Читаем Under the Greenwood Tree полностью

"You think to yourself; 'twas to be," cried Enoch from his distant corner, by way of filling up the vacancy caused by Geoffrey's momentary absence. "And so you marry her, Master Dewy, and there's an end o't."

"Pray don't say such things, Enoch," came from Fancy severely, upon which Enoch relapsed into servitude.

"If we be doomed to marry, we marry; if we be doomed to remain single, we do," replied Dick.

Geoffrey had by this time sat down again, and he now made his lips thin by severely straining them across his gums, and looked out of the window along the vista to the distant highway up Yalbury Hill. "That's not the case with some folk," he said at length, as if he read the words on a board at the further end of the vista.

Fancy looked interested, and Dick said, "No?"

"There's that wife o' mine. It was her doom to be nobody's wife at all in the wide universe. But she made up her mind that she would, and did it twice over. Doom? Doom is nothing beside a elderly woman--quite a chiel in her hands!"

A movement was now heard along the upstairs passage, and footsteps descending. The door at the foot of the stairs opened, and the second Mrs. Day appeared in view, looking fixedly at the table as she advanced towards it, with apparent obliviousness of the presence of any other human being than herself. In short, if the table had been the personages, and the persons the table, her glance would have been the most natural imaginable.

She showed herself to possess an ordinary woman's face, iron-grey hair, hardly any hips, and a great deal of cleanliness in a broad white apron-string, as it appeared upon the waist of her dark stuff dress.

"People will run away with a story now, I suppose," she began saying, "that Jane Day's tablecloths are as poor and ragged as any union beggar's!"

Dick now perceived that the tablecloth was a little the worse for wear, and reflecting for a moment, concluded that 'people' in step- mother language probably meant himself. On lifting his eyes he found that Mrs. Day had vanished again upstairs, and presently returned with an armful of new damask-linen tablecloths, folded square and hard as boards by long compression. These she flounced down into a chair; then took one, shook it out from its folds, and spread it on the table by instalments, transferring the plates and dishes one by one from the old to the new cloth.

"And I suppose they'll say, too, that she ha'n't a decent knife and fork in her house!"

"I shouldn't say any such ill-natured thing, I am sure--" began Dick. But Mrs. Day had vanished into the next room. Fancy appeared distressed.

"Very strange woman, isn't she?" said Geoffrey, quietly going on with his dinner. "But

'tis too late to attempt curing. My heart! 'tis so growed into her that 'twould kill her to take it out. Ay, she's very queer: you'd be amazed to see what valuable goods we've got stowed away upstairs."

Back again came Mrs.
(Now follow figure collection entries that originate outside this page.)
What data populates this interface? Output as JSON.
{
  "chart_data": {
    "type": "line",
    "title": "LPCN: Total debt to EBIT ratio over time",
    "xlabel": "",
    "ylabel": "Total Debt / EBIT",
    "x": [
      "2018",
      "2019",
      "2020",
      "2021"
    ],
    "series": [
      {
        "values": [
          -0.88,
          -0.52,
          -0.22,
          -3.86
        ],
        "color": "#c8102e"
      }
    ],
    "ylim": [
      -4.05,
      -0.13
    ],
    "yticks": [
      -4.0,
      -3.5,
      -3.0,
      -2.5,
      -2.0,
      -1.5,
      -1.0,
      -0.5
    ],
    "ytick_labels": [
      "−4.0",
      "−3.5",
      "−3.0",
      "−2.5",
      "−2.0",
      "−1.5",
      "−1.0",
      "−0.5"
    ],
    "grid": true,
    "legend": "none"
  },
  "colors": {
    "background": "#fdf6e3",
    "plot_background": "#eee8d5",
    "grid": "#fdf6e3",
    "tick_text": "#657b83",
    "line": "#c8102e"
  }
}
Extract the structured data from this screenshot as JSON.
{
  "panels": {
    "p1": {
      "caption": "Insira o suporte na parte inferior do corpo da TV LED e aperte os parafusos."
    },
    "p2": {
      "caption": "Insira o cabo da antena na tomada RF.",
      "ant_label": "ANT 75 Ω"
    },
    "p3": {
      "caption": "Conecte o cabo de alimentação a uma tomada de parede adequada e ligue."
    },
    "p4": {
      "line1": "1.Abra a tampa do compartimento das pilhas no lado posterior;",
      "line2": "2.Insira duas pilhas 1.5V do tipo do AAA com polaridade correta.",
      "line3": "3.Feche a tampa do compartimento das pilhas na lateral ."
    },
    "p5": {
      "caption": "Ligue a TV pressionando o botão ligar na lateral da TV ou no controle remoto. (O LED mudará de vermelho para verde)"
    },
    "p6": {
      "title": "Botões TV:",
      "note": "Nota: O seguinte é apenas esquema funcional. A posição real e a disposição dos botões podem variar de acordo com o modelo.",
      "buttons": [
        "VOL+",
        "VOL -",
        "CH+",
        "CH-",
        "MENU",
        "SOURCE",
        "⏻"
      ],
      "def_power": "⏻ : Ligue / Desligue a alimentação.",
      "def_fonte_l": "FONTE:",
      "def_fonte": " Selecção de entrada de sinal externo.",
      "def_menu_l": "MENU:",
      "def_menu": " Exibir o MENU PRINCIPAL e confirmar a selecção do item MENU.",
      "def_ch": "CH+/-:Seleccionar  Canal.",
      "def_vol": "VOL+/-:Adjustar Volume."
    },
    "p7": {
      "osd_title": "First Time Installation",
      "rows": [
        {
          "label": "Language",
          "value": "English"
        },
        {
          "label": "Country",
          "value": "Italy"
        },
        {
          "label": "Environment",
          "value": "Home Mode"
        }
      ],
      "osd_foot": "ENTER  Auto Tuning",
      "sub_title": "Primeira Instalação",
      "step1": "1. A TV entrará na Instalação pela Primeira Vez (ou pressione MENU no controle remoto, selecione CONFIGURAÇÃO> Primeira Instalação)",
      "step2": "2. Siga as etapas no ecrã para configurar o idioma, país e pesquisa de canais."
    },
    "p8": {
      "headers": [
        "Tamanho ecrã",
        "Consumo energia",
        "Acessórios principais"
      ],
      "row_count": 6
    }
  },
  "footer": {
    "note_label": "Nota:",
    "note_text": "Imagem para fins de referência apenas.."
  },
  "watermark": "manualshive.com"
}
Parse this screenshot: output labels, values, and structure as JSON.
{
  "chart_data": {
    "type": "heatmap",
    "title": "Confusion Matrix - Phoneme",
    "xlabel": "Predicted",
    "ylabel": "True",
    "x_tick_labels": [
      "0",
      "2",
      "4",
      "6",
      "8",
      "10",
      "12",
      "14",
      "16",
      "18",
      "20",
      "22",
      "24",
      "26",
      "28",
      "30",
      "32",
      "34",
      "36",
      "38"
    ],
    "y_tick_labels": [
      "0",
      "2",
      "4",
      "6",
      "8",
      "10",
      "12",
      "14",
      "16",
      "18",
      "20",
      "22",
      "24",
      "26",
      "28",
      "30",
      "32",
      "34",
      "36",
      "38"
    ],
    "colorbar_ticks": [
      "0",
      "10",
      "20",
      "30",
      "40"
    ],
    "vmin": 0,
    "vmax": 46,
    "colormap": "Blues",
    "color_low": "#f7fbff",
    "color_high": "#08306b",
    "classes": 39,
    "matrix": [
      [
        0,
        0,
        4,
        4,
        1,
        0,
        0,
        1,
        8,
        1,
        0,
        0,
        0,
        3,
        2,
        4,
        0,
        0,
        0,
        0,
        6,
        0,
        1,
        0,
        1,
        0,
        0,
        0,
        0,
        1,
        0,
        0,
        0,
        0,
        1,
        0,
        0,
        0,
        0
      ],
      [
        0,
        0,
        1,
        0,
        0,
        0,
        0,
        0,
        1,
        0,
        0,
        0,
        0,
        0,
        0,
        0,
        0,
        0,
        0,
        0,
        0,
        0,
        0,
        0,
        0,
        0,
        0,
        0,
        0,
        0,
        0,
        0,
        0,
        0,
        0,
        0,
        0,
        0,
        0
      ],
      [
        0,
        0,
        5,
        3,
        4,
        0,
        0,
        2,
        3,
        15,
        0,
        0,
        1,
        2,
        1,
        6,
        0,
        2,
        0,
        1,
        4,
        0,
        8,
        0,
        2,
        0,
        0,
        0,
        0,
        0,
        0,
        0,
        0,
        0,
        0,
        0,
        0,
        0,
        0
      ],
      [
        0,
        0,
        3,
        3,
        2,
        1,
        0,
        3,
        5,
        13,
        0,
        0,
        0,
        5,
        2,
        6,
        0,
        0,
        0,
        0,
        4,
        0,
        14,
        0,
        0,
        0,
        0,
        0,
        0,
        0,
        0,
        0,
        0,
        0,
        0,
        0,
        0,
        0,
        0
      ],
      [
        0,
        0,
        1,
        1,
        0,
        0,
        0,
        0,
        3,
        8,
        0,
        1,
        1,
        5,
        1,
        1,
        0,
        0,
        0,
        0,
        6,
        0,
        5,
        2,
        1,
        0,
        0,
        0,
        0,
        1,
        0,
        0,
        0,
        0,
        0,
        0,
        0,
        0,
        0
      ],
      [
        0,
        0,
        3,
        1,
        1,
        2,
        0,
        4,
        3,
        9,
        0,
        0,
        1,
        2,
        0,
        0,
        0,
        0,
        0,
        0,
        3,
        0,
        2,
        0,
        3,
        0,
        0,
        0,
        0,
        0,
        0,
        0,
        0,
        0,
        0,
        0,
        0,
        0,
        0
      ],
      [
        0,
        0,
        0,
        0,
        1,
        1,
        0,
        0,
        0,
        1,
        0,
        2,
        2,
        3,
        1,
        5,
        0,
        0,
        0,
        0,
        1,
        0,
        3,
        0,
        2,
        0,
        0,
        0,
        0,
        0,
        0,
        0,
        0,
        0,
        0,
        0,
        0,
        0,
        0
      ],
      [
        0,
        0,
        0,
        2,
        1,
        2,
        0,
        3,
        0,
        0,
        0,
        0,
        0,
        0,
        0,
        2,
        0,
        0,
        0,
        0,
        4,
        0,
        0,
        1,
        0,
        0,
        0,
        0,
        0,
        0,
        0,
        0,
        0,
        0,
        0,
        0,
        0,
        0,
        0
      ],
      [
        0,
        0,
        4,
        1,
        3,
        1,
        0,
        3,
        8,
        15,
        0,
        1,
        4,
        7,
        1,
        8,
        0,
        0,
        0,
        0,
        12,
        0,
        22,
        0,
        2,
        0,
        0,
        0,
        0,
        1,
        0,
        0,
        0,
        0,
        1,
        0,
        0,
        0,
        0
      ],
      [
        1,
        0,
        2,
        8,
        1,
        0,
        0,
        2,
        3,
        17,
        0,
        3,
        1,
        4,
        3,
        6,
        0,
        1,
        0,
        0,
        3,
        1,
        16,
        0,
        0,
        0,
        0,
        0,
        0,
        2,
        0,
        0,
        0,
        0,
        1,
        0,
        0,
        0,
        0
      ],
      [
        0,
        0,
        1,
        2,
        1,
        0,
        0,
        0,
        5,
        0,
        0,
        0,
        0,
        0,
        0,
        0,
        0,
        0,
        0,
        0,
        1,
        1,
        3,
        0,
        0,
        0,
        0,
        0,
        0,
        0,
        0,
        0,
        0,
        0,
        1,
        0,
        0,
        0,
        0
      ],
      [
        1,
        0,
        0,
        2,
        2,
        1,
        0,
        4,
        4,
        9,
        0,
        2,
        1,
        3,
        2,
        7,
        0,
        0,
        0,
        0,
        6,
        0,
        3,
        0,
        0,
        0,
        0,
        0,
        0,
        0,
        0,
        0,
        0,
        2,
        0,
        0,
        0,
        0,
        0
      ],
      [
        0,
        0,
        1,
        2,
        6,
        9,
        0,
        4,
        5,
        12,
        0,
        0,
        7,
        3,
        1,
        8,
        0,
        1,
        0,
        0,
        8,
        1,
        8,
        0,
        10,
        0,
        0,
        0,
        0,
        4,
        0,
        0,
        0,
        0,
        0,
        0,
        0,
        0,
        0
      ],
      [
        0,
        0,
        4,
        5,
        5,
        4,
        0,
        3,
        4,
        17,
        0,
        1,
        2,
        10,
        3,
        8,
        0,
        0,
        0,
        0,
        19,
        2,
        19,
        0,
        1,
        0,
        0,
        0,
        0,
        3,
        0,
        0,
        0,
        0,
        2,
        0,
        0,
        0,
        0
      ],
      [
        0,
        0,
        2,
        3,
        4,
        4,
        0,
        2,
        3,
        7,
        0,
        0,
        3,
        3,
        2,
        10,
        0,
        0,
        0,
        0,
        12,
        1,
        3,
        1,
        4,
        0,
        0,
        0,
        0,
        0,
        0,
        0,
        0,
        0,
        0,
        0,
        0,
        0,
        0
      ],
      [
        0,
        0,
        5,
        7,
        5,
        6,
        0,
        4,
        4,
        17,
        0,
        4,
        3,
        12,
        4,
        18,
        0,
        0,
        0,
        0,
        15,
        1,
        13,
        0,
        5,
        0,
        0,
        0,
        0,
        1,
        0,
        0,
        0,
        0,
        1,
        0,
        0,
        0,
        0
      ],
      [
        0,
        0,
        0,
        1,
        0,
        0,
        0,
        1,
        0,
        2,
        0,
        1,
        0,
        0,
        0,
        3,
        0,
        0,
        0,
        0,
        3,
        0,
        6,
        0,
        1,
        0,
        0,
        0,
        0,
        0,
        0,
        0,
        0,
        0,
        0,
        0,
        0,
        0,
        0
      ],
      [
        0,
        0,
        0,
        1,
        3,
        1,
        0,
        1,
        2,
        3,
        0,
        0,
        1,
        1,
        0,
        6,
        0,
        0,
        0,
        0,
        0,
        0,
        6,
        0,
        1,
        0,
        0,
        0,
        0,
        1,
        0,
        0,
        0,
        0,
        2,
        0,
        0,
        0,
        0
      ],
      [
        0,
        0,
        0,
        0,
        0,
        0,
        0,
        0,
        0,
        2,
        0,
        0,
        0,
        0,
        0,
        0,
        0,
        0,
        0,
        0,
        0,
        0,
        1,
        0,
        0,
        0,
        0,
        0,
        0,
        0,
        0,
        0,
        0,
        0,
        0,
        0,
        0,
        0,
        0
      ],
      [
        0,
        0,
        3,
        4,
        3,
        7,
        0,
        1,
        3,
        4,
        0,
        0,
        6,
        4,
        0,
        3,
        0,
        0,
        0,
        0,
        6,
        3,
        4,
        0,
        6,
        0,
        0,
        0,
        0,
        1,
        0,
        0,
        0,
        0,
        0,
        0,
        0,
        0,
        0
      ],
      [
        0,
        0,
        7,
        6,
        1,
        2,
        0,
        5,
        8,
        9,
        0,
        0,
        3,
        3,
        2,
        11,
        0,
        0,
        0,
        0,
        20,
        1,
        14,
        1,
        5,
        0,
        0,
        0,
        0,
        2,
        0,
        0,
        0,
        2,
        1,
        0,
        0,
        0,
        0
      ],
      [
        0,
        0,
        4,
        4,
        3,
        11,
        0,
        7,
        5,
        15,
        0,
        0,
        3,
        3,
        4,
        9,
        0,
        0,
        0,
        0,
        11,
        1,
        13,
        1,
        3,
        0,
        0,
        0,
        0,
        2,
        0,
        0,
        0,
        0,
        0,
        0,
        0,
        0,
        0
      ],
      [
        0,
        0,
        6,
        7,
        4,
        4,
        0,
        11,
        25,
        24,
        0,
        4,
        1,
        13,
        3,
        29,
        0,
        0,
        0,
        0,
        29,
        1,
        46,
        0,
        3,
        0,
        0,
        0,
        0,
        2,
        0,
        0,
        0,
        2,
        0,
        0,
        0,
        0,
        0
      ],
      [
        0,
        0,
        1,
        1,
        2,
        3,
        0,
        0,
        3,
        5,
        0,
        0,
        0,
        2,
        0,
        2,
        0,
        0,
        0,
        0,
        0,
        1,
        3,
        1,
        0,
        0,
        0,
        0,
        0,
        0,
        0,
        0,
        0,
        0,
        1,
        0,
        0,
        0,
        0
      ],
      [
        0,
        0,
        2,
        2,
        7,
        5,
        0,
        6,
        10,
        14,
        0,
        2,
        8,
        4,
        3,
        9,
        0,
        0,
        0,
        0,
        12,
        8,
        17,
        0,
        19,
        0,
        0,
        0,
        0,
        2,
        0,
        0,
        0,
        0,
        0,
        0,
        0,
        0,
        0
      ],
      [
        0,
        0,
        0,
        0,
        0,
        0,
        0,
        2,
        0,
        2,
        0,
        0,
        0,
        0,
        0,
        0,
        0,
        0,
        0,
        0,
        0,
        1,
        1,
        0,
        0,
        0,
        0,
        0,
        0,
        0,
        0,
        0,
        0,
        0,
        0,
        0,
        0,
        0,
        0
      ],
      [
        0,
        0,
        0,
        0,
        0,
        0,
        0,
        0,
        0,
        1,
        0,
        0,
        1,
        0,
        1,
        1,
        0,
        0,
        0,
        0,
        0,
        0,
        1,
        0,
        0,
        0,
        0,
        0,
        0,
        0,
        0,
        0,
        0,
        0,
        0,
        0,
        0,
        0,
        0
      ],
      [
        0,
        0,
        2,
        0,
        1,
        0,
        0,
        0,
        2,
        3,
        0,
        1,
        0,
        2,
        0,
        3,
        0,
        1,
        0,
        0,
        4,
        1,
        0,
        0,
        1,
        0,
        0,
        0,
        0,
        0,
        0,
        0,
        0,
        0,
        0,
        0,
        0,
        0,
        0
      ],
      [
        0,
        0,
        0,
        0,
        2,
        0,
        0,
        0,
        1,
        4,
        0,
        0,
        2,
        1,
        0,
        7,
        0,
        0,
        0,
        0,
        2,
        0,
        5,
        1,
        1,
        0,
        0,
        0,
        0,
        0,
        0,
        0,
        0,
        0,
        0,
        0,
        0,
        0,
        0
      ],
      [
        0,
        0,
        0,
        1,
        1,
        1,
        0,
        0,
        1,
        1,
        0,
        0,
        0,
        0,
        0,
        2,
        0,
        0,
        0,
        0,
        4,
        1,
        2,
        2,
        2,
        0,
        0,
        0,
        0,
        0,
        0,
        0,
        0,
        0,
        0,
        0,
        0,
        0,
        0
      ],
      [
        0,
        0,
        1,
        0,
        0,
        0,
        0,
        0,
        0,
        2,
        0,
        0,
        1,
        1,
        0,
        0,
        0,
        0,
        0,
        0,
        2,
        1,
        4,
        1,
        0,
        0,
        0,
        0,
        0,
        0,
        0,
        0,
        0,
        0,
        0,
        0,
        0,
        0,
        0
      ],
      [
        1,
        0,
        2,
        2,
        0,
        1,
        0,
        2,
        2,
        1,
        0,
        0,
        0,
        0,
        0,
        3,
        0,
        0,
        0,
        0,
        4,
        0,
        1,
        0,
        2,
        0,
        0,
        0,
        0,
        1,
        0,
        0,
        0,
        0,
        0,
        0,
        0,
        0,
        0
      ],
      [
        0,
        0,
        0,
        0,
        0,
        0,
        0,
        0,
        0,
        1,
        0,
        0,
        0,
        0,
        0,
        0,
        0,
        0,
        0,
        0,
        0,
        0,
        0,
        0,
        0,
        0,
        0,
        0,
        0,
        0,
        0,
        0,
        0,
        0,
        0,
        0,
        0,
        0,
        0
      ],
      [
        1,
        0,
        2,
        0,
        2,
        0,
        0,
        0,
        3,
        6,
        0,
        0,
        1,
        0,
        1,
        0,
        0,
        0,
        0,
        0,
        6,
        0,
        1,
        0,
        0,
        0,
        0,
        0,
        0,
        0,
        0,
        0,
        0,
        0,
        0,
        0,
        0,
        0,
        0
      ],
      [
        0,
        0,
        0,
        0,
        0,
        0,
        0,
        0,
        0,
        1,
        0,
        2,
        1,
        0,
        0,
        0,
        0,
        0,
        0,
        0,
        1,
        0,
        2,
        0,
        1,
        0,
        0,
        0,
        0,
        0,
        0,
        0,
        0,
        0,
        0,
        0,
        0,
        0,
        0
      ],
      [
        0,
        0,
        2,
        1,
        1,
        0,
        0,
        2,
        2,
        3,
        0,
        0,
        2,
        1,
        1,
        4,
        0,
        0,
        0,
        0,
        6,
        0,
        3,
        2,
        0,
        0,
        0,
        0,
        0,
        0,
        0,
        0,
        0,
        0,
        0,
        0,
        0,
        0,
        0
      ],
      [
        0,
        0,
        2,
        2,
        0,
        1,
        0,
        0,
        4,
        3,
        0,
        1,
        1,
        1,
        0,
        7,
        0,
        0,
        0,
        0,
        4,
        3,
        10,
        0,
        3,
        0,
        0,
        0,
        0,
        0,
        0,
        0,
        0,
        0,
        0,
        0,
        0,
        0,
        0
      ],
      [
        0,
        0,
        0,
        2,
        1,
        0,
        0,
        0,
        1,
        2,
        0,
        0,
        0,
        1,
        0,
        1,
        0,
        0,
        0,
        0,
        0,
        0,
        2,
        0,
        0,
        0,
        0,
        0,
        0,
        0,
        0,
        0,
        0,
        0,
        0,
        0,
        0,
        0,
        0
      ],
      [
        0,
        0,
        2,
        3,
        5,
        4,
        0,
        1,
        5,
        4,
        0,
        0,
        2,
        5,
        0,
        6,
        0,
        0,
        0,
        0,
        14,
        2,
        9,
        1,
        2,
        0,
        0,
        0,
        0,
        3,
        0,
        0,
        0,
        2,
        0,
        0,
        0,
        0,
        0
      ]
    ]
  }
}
Day with a box of bright steel horn-handled knives, silver-plated forks, carver, and all complete. These were wiped of the preservative oil which coated them, and then a knife and fork were laid down to each individual with a bang, the carving knife and fork thrust into the meat dish, and the old ones they had hitherto used tossed away.

Geoffrey placidly cut a slice with the new knife and fork, and asked Dick if he wanted any more.

The table had been spread for the mixed midday meal of dinner and tea, which was common among frugal countryfolk. "The parishioners about here," continued Mrs. Day, not looking at any living being, but snatching up the brown delf tea-things, "are the laziest, gossipest, poachest, jailest set of any ever I came among. And they'll talk about my teapot and tea-things next, I suppose!" She vanished with the teapot, cups, and saucers, and reappeared with a tea-service in white china, and a packet wrapped in brown paper. This was removed, together with folds of tissue-paper underneath; and a brilliant silver teapot appeared.

"I'll help to put the things right," said Fancy soothingly, and rising from her seat. "I ought to have laid out better things, I suppose. But" (here she enlarged her looks so as to include Dick) "I have been away from home a good deal, and I make shocking blunders in my housekeeping." Smiles and suavity were then dispensed all around by this bright little bird.

After a little more preparation and modification, Mrs. Day took her seat at the head of the table, and during the latter or tea division of the meal, presided with much composure. It may cause some surprise to learn that, now her vagary was over, she showed herself to be an excellent person with much common sense, and even a religious seriousness of tone on matters pertaining to her afflictions.